Formed in 1989, Taff Ely Triathlon Club, based in central South Wales valleys, is a thriving triathlon cub which has both adult and junior sections. With over 150 members of all ages the club facilitates a number of weekly sessions for all abilities which are supported by 12 coaches, with qualifications ranging from Level 1 to 3. As a club Taff Ely are dedicated to providing guidance, encouragement and direction for all no matter what ability or previous experience.

What has the process of achieving bronze accreditation taught you about your club?

The achievement of Insport Tri Bronze has enabled Taff Ely triathlon club to reflect on everything they do as a club, how they provide a quality service for their members as well as how they attract new members and impact their local community. The process of going through accreditation has provided the club with an opportunity to be more professional when outward facing as well as ensure that they are publically visible to the wider community.

What has the achievement of bronze taught you about your club?

Taff Ely were extremely pleased with being one of the first clubs to achieve the bronze award. The process gave the club the opportunity to realise that they are in fact well organised, after having recurring jokes that they could be the worst triathlon club in Wales. The process allowed the club the opportunity to look at what policies and procedures they had in place as well as look to develop in areas where they were lacking. They managed to achieve this after taking the task of running a triathlon club more seriously as they previously did not have a lot of key documentation and resources in place to run the club effectively and provide a quality experience for participants. Taff Ely would like to use their change in governance to inspire newer clubs to get their policies in place so that they can support members better.

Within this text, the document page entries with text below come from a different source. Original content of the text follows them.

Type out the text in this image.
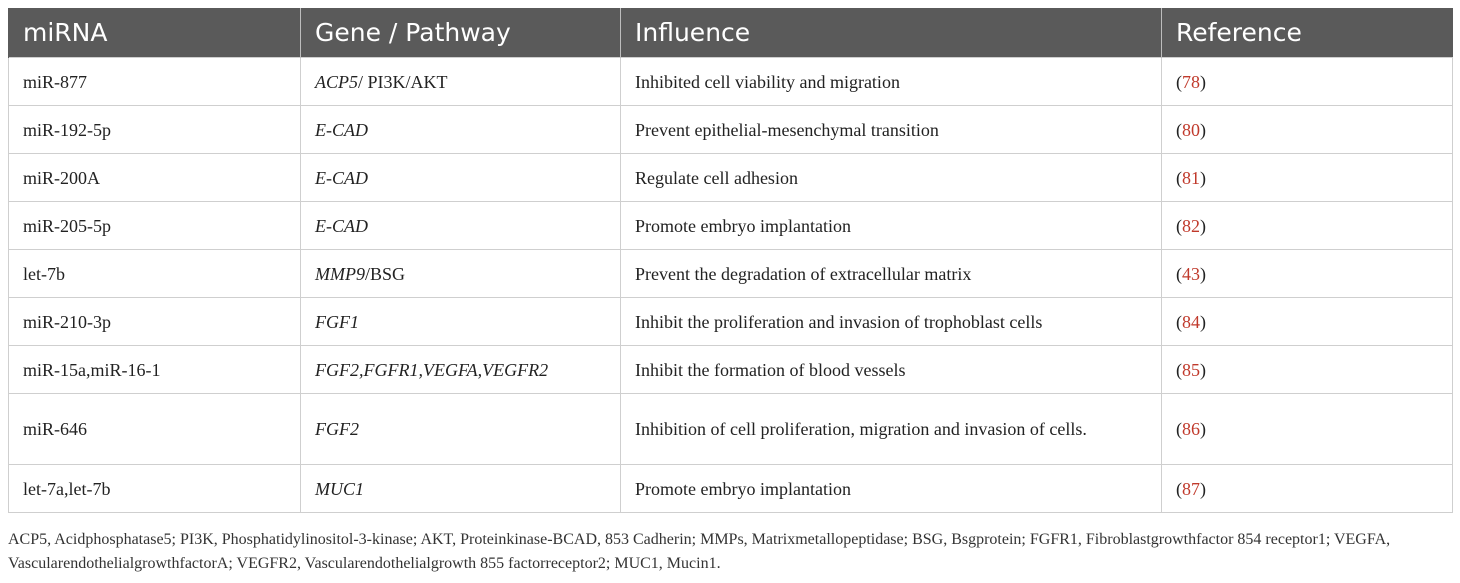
miRNA	Gene / Pathway	Influence	Reference
miR-877	ACP5/ PI3K/AKT	Inhibited cell viability and migration	(78)
miR-192-5p	E-CAD	Prevent epithelial-mesenchymal transition	(80)
miR-200A	E-CAD	Regulate cell adhesion	(81)
miR-205-5p	E-CAD	Promote embryo implantation	(82)
let-7b	MMP9/BSG	Prevent the degradation of extracellular matrix	(43)
miR-210-3p	FGF1	Inhibit the proliferation and invasion of trophoblast cells	(84)
miR-15a,miR-16-1	FGF2,FGFR1,VEGFA,VEGFR2	Inhibit the formation of blood vessels	(85)
miR-646	FGF2	Inhibition of cell proliferation, migration and invasion of cells.	(86)
let-7a,let-7b	MUC1	Promote embryo implantation	(87)
ACP5, Acidphosphatase5; PI3K, Phosphatidylinositol-3-kinase; AKT, Proteinkinase-BCAD, 853 Cadherin; MMPs, Matrixmetallopeptidase; BSG, Bsgprotein; FGFR1, Fibroblastgrowthfactor 854 receptor1; VEGFA, VascularendothelialgrowthfactorA; VEGFR2, Vascularendothelialgrowth 855 factorreceptor2; MUC1, Mucin1.
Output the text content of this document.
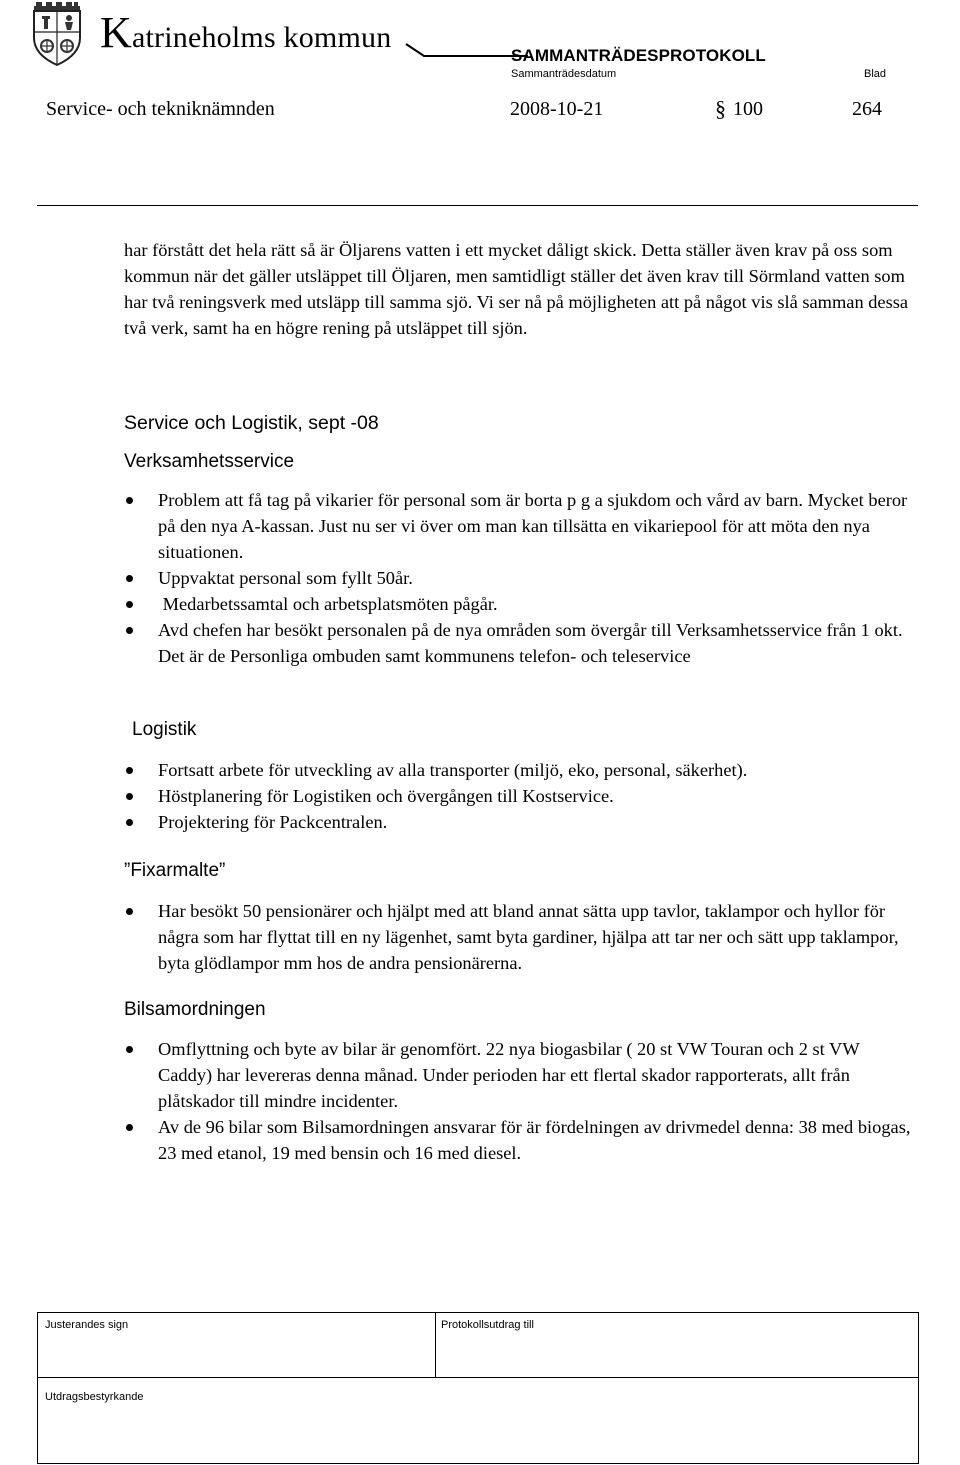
Katrineholms kommun
SAMMANTRÄDESPROTOKOLL
Sammanträdesdatum	Blad
Service- och tekniknämnden	2008-10-21	§ 100	264
har förstått det hela rätt så är Öljarens vatten i ett mycket dåligt skick. Detta ställer även krav på oss som kommun när det gäller utsläppet till Öljaren, men samtidligt ställer det även krav till Sörmland vatten som har två reningsverk med utsläpp till samma sjö. Vi ser nå på möjligheten att på något vis slå samman dessa två verk, samt ha en högre rening på utsläppet till sjön.
Service och Logistik, sept -08
Verksamhetsservice
Problem att få tag på vikarier för personal som är borta p g a sjukdom och vård av barn. Mycket beror på den nya A-kassan. Just nu ser vi över om man kan tillsätta en vikariepool för att möta den nya situationen.
Uppvaktat personal som fyllt 50år.
Medarbetssamtal och arbetsplatsmöten pågår.
Avd chefen har besökt personalen på de nya områden som övergår till Verksamhetsservice från 1 okt. Det är de Personliga ombuden samt kommunens telefon- och teleservice
Logistik
Fortsatt arbete för utveckling av alla transporter (miljö, eko, personal, säkerhet).
Höstplanering för Logistiken och övergången till Kostservice.
Projektering för Packcentralen.
”Fixarmalte”
Har besökt 50 pensionärer och hjälpt med att bland annat sätta upp tavlor, taklampor och hyllor för några som har flyttat till en ny lägenhet, samt byta gardiner, hjälpa att tar ner och sätt upp taklampor, byta glödlampor mm hos de andra pensionärerna.
Bilsamordningen
Omflyttning och byte av bilar är genomfört. 22 nya biogasbilar ( 20 st VW Touran och 2 st VW Caddy) har levereras denna månad. Under perioden har ett flertal skador rapporterats, allt från plåtskador till mindre incidenter.
Av de 96 bilar som Bilsamordningen ansvarar för är fördelningen av drivmedel denna: 38 med biogas, 23 med etanol, 19 med bensin och 16 med diesel.
Justerandes sign	Protokollsutdrag till
Utdragsbestyrkande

Was it difficult to get the rest of your members on board with this?

In terms of getting the membership to support and get involved this was easy, as members were pleased to help out and happy to sign off on any key changes which would impact the way the club was run. Discussions were held at AGMs and committee meetings where there were no objections raised. The process of completing the award was led by a sub-committee, made up of the club chair, secretary, welfare officer and head coach/membership secretary. These individuals collectively made sure that documentation was written and understood by all members of the club.

If anything, what else made the process difficult?

While the process of going through accreditation was excellent, there were a few challenges which the club faced. The first being the coordination and arranging for coaches to complete additional courses such as DIT training and safeguarding courses. The challenge here was fitting in coach availability as well as availability of the courses in Wales. A second challenge was ensuring that the club had evidence against each criteria. In some respects, this required a lot of thinking and ingenuity to ensure that the club met the criteria and have the means to continue making sure that they are providing a quality environment for its members.

What advice would you give other clubs looking to achieve this?

For other clubs in the process or starting the Insport Tri accreditation process Taff Ely recommend starting as soon as possible. In making sure that it is worthwhile and contrbuting to the development of the club, the process was long and required a lot of work. Having a compliant set of coaches, volunteers and a supportive committee also aided in ensuring that the process was completed properly. It is key to get these people on board to support the process.